I am extremely impressed by this tool. It does a lot in a very smart way and it appears to use NLP rules. I noticed that in cases where a name was not recognized (particularly last names) it will mark the word as null/E-NP instead of NNP/I-NNP. I absolutely understand that there will always be limitations on what names are accepted and a comprehensive list of names is all but impossible. That said, what can I do to improve the search and name finding capabilities within this application? Right now, I am going through errors and finding names that the tool does not recognize as names (it attempts to correct the spelling). I am adding them to a blacklist using the “ignore words” capabilities but the correct solution would be to force the NLP engine to mark that word an NNP. How can I go about doing that and sharing the list?
This can be done with disambiguation rules, but they cause some false positives, so one maintainer decided to remove them.
The other (better) approach is to add them individually like what you are doing.
To add the part-of-speech recognition, you can use the file added.txt in the folder ./resource/en (the one that contains the hunspell folder you have been working on).

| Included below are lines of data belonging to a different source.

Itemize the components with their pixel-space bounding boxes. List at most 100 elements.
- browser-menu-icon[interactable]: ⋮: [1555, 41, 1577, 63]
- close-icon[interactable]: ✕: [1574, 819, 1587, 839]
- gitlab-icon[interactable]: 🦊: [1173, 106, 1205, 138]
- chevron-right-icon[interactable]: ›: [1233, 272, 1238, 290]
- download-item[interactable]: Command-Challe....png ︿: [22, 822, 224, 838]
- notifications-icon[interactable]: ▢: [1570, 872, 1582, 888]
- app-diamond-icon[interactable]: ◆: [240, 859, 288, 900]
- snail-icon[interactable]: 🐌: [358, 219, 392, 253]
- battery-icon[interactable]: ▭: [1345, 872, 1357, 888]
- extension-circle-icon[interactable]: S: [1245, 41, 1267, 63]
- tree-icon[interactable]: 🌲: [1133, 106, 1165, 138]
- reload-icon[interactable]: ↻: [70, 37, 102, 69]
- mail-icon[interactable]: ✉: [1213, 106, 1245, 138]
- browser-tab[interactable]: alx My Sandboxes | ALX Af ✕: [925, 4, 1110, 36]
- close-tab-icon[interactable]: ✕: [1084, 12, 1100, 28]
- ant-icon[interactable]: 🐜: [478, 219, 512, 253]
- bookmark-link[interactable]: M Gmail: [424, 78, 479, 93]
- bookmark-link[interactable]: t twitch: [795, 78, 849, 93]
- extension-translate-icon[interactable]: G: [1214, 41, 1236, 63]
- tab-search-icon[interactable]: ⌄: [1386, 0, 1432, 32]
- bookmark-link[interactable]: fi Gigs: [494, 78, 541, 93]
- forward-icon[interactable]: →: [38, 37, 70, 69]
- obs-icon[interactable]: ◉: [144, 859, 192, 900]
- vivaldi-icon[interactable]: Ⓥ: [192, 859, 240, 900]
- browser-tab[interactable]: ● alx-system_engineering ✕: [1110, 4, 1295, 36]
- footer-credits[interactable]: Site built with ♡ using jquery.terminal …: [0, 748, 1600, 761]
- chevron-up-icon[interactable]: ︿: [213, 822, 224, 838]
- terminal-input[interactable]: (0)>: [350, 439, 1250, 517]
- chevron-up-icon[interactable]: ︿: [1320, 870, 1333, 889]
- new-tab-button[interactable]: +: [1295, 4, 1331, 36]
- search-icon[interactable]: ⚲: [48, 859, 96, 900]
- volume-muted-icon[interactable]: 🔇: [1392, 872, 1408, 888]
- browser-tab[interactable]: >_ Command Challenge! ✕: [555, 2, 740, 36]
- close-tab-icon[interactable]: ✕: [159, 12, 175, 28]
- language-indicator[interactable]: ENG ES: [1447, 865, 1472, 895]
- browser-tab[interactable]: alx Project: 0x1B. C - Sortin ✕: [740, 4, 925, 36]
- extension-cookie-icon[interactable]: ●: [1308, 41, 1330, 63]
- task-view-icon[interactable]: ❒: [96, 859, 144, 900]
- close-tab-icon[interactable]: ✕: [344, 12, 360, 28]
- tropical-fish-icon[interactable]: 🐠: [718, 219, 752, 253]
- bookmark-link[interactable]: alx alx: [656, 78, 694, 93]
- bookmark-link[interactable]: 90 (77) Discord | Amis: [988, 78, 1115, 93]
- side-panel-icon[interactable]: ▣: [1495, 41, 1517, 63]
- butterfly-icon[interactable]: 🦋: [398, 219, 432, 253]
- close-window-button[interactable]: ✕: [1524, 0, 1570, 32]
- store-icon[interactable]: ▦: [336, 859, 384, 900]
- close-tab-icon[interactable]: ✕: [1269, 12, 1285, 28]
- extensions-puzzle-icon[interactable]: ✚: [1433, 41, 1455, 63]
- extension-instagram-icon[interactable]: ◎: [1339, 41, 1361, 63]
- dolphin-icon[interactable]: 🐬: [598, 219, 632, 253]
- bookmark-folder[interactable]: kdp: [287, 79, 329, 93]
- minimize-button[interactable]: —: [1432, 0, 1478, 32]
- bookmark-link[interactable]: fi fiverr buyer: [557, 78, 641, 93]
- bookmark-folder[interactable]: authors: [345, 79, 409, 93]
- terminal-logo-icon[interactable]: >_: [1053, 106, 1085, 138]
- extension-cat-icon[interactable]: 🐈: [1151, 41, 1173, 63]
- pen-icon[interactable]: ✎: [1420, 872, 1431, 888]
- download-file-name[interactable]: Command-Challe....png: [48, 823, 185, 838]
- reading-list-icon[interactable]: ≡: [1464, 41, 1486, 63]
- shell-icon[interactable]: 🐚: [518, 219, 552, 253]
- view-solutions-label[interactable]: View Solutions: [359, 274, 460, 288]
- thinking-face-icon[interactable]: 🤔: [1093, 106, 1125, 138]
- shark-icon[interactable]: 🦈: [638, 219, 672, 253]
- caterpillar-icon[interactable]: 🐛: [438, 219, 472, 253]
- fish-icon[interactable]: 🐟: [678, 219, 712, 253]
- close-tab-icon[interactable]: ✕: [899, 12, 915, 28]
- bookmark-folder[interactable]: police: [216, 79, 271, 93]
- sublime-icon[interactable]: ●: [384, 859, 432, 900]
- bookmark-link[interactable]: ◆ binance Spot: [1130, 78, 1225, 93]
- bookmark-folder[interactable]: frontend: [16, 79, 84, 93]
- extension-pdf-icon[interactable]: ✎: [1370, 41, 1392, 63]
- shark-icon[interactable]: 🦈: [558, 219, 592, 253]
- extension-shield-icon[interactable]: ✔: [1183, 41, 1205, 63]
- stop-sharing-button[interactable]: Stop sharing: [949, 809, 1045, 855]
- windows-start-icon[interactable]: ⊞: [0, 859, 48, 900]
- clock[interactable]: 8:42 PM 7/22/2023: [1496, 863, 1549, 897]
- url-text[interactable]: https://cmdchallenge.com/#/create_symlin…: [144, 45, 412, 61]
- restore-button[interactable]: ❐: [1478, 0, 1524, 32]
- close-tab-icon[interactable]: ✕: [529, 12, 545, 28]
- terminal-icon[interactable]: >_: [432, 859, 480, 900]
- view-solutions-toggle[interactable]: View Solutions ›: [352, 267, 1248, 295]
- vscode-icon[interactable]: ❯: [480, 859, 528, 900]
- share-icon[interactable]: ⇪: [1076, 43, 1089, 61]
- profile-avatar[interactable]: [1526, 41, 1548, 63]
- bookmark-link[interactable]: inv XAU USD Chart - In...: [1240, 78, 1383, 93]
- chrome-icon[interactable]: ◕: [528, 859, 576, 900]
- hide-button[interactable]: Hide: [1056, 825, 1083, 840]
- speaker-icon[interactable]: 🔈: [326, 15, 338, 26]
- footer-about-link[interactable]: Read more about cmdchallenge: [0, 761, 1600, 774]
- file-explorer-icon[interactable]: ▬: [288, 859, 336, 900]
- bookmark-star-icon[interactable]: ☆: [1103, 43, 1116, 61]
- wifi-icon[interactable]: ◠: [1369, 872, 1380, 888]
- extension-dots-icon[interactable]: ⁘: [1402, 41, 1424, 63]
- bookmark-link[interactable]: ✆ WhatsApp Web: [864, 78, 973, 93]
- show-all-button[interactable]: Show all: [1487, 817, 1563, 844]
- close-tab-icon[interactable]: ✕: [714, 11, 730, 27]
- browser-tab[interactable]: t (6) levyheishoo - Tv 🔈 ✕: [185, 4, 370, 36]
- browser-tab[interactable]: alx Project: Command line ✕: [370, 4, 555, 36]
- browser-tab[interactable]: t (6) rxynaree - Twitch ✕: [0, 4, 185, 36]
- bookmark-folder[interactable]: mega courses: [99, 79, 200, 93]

You can add each name as follows: NAMEtabNAMEtabNNP
E.g. Aldiss Aldiss NNP
to make it easy, just use a tool that is regular expression aware (e.g. notepad ++), copy your list to an empty doc and replace (.*)\r\n with \1\t\1\tNNP\r\n.
The second part (E-NP, I-NNP) is a chunk and it’s generated from OpenNLP (for English text), so don’t be surprised if adding to added.txt doesn’t change the chunk.
I believe the issue was in the regular POS, given that that is the one used in most (>99%) of the rules, and it is the one missing info.
Besides, the chunker defines phrase type, i.e. NP means Noun Phrase., so I believe the purpose of the chunker is not to provide proper noun identification. NNP and I-NNP should only be used by LT tagger.
Yes. I will share the list once I have created it. I assumed that this was created using OpenNLP and I also assume that you generate a name finder model using a name list.
Aafreen, You will never have a list of all proper names. The best we can do is grow a list that includes stuff as it comes up and recreate the model file.
Also, NNP is a proper noun and NN is a noun. NP is Noun Phrase. I think I mistakenly put NP when I meant NN. The POS tagger wasn’t correctly identifying the name as an NNP. Because of that, it would provide recommendations based on nouns and not skip it. One really funny case was Pruit (as in Scott Pruit) was turned to Fruit. The proper fix is to tell the POS tagger that Scott Pruit is a name or update a name dictionary.
Okie. And another example: south africa should be captured as proper noun… (south is captured as JJ)
But only africa is captured and turning into uppercase.